Henry Grass viajaba conmigo en el autobús. Se había montado en Terre Haute, Indiana, y ahora me decía:
– Ya te he dicho que aborrezco este traje que llevo, es asqueroso… pero eso no es todo -me enseñó unos papeles. Acababan de soltarle de la prisión federal de Terre Haute; lo habían encerrado por robar coches y venderlos después en Cincinnati. Era un chaval de unos veinte años y pelo ondulado-. Nada más llegar a Denver venderé el traje y me conseguiré unos pantalones vaqueros. ¿Sabes lo que me hicieron en esa cárcel? Aislamiento en celdas de castigo con sólo una Biblia; como el suelo era de piedra me sentaba encima de ella; cuando vieron lo que hacía me quitaron la Biblia y me trajeron otra de bolsillo pequeñísima. No podía sentarme encima y me la leí entera y el Nuevo Testamento también. ¡Je. je! -me dio un codazo mientras seguía chupando un caramelo. Comía caramelos sin parar porque en la cárcel le habían destrozado el estómago y sólo podía soportar eso-. ¿Sabes que en la Biblia hay cosas muy interesantes? Mucha jodienda y todo eso -me explicó lo que quería decir «andar publicándose»-. El que está a punto de salir de la cárcel y empieza a hablar de ello «anda publicándose» a los otros presos que tienen que quedarse todavía.
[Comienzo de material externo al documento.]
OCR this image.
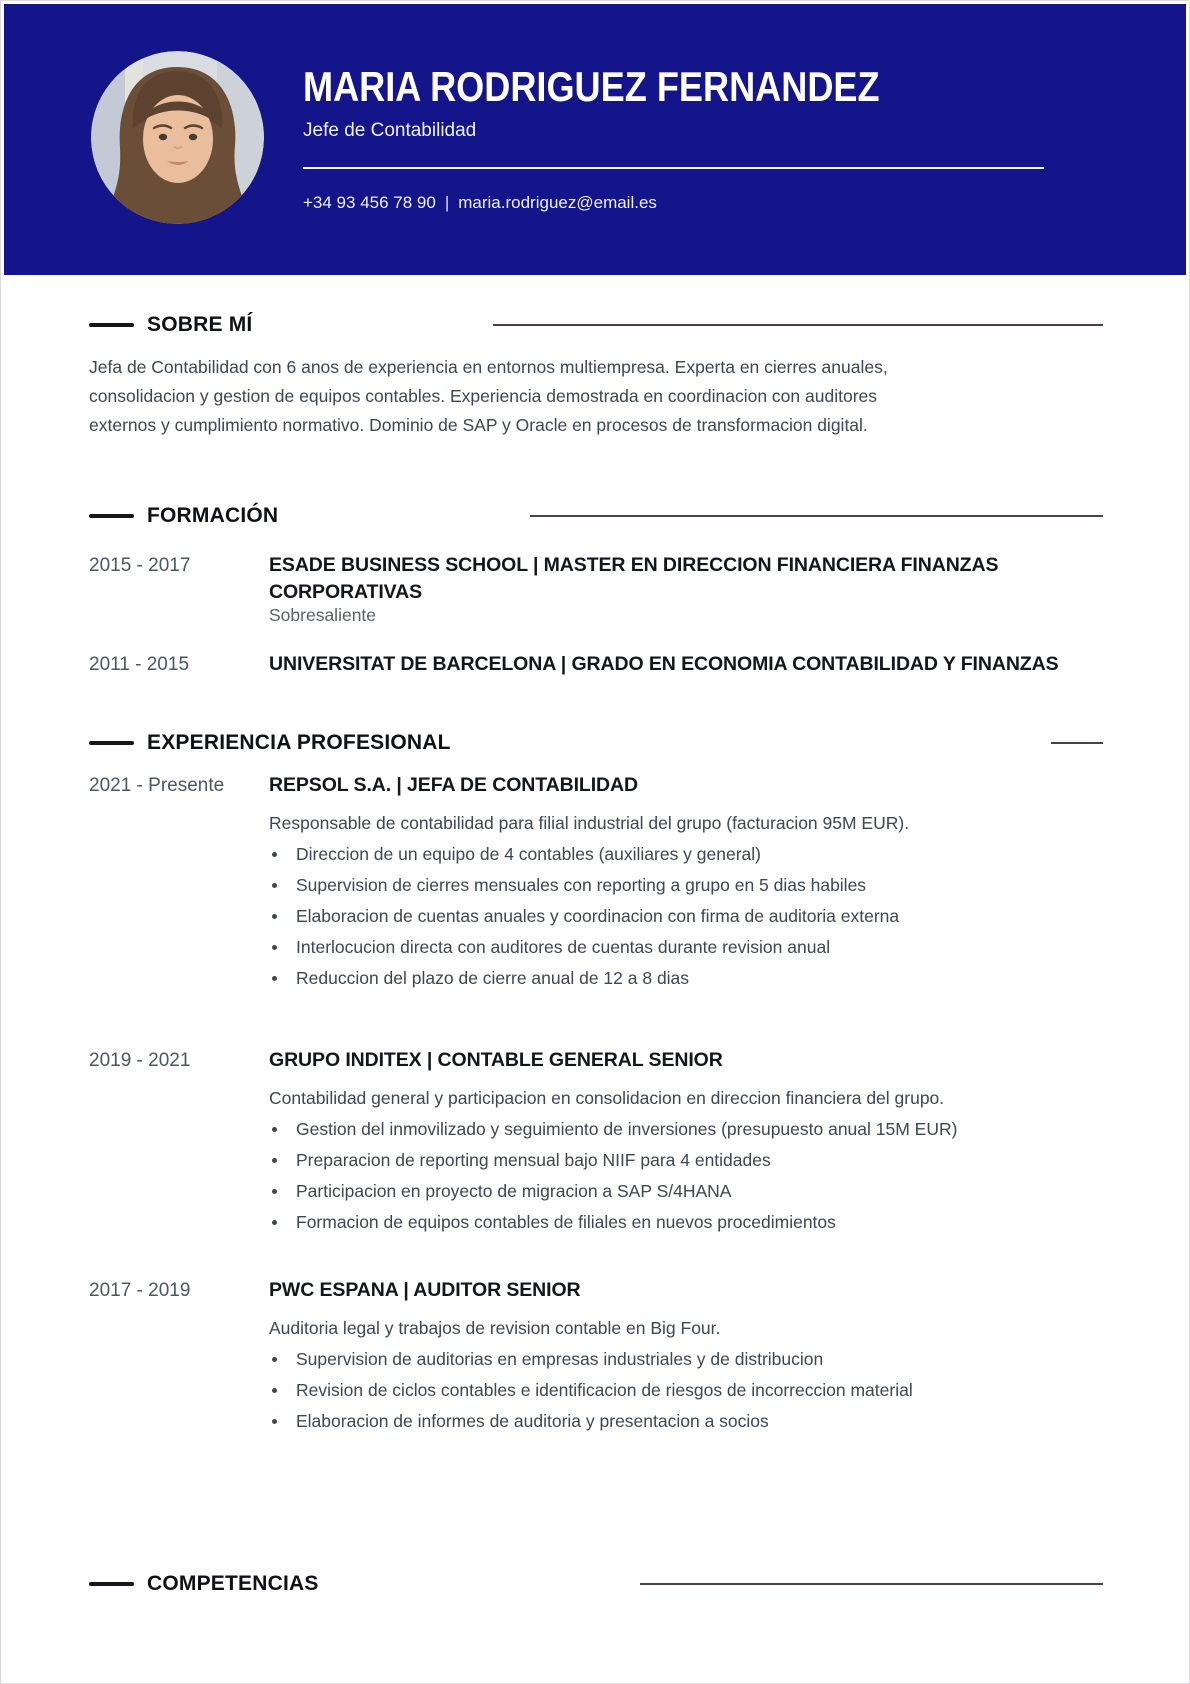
MARIA RODRIGUEZ FERNANDEZ
Jefe de Contabilidad
+34 93 456 78 90 | maria.rodriguez@email.es
SOBRE MÍ
Jefa de Contabilidad con 6 anos de experiencia en entornos multiempresa. Experta en cierres anuales,
consolidacion y gestion de equipos contables. Experiencia demostrada en coordinacion con auditores
externos y cumplimiento normativo. Dominio de SAP y Oracle en procesos de transformacion digital.
FORMACIÓN
2015 - 2017	ESADE BUSINESS SCHOOL | MASTER EN DIRECCION FINANCIERA FINANZAS CORPORATIVAS
Sobresaliente
2011 - 2015	UNIVERSITAT DE BARCELONA | GRADO EN ECONOMIA CONTABILIDAD Y FINANZAS
EXPERIENCIA PROFESIONAL
2021 - Presente	REPSOL S.A. | JEFA DE CONTABILIDAD
Responsable de contabilidad para filial industrial del grupo (facturacion 95M EUR).
Direccion de un equipo de 4 contables (auxiliares y general)
Supervision de cierres mensuales con reporting a grupo en 5 dias habiles
Elaboracion de cuentas anuales y coordinacion con firma de auditoria externa
Interlocucion directa con auditores de cuentas durante revision anual
Reduccion del plazo de cierre anual de 12 a 8 dias
2019 - 2021	GRUPO INDITEX | CONTABLE GENERAL SENIOR
Contabilidad general y participacion en consolidacion en direccion financiera del grupo.
Gestion del inmovilizado y seguimiento de inversiones (presupuesto anual 15M EUR)
Preparacion de reporting mensual bajo NIIF para 4 entidades
Participacion en proyecto de migracion a SAP S/4HANA
Formacion de equipos contables de filiales en nuevos procedimientos
2017 - 2019	PWC ESPANA | AUDITOR SENIOR
Auditoria legal y trabajos de revision contable en Big Four.
Supervision de auditorias en empresas industriales y de distribucion
Revision de ciclos contables e identificacion de riesgos de incorreccion material
Elaboracion de informes de auditoria y presentacion a socios
COMPETENCIAS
Lo cogemos por el cuello y le decimos: «¡No andes publicándote conmigo!» Mal asunto ese de andar publicándose… ¿me entiendes?
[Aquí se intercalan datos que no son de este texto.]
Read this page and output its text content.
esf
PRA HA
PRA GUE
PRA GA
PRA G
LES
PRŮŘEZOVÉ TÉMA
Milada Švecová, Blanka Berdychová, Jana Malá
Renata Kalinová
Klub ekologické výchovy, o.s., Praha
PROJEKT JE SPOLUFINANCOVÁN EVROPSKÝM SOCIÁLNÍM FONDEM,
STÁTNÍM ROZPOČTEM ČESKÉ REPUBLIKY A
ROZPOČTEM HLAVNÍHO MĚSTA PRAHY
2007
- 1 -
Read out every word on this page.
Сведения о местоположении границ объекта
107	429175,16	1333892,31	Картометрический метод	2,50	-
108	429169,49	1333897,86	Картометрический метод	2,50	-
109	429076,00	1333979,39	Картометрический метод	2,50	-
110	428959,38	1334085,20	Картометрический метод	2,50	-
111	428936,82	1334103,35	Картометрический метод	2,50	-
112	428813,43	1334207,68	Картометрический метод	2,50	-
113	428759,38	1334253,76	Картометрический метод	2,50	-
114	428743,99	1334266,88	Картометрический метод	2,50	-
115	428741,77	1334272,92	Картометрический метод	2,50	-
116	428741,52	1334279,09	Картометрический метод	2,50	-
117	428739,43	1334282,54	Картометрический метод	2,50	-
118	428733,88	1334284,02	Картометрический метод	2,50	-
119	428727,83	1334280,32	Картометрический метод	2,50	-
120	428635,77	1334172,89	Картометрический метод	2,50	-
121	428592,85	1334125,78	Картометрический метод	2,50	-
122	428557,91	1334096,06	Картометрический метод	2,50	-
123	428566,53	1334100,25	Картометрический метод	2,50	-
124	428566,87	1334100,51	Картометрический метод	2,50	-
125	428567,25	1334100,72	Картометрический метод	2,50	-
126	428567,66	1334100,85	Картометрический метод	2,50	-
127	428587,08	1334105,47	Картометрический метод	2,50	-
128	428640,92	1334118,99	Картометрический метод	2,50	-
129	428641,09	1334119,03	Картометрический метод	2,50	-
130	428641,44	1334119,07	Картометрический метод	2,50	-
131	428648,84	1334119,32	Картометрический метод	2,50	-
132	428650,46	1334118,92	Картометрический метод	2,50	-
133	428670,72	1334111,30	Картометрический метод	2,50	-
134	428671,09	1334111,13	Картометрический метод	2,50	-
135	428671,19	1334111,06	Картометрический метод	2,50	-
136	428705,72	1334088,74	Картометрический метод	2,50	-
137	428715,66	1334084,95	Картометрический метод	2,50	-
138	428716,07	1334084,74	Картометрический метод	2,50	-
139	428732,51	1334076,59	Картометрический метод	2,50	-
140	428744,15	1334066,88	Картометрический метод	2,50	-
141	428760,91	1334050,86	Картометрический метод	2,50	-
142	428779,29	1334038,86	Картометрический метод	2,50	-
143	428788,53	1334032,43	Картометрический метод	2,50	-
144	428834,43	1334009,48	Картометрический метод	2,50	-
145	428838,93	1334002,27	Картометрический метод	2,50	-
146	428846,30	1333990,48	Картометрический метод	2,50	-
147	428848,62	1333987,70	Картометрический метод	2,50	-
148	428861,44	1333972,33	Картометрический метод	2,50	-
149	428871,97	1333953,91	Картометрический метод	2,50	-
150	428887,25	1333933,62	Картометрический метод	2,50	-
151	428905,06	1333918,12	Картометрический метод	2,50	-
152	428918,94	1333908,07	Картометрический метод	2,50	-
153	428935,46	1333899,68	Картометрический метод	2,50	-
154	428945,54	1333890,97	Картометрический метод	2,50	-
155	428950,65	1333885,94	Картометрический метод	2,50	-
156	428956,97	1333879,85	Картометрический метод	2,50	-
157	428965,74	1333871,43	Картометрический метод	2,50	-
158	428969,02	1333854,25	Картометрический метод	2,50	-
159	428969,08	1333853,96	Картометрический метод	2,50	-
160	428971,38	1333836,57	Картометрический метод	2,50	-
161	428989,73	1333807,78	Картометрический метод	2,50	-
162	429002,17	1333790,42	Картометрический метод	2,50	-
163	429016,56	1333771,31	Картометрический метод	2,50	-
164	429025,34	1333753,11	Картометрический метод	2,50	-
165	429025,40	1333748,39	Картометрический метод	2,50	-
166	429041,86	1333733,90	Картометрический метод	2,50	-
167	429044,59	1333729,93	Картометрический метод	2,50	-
– Nunca andaré publicándome, Henry.
– Si alguien anda publicándose conmigo, se me hinchan las narices, me cabreo y estoy dispuesto a cargármelo. ¿Sabes por qué me he pasado la vida en la cárcel? Porque perdí la cabeza a los trece años. Estaba en el cine con otro chaval y se metió con mi madre (ya sabes lo que quiero decir), y entonces cogí la navaja y le pegué un tajo en todo el cuello y lo habría matado si no me sacan de allí. El juez dijo: «¿Sabías lo que hacías cuando atacaste a tu amigo?» «Sí, señor juez, lo sabía, quería matar a ese hijoputa y sigo queriendo.» Así que no me dieron la condicional y me metieron en un reformatorio. Me salieron almorranas de tanto sentarme en el suelo de las celdas de castigo. No vayas nunca a una prisión federal, son las peores. Mierda, hace tanto que no hablo con nadie que podría pasarme la noche entera hablando. No sabes lo bien que se siente uno fuera. Ya estabas en el autobús cuando subí yo… allí en Terre Haute… ¿en qué estabas pensando?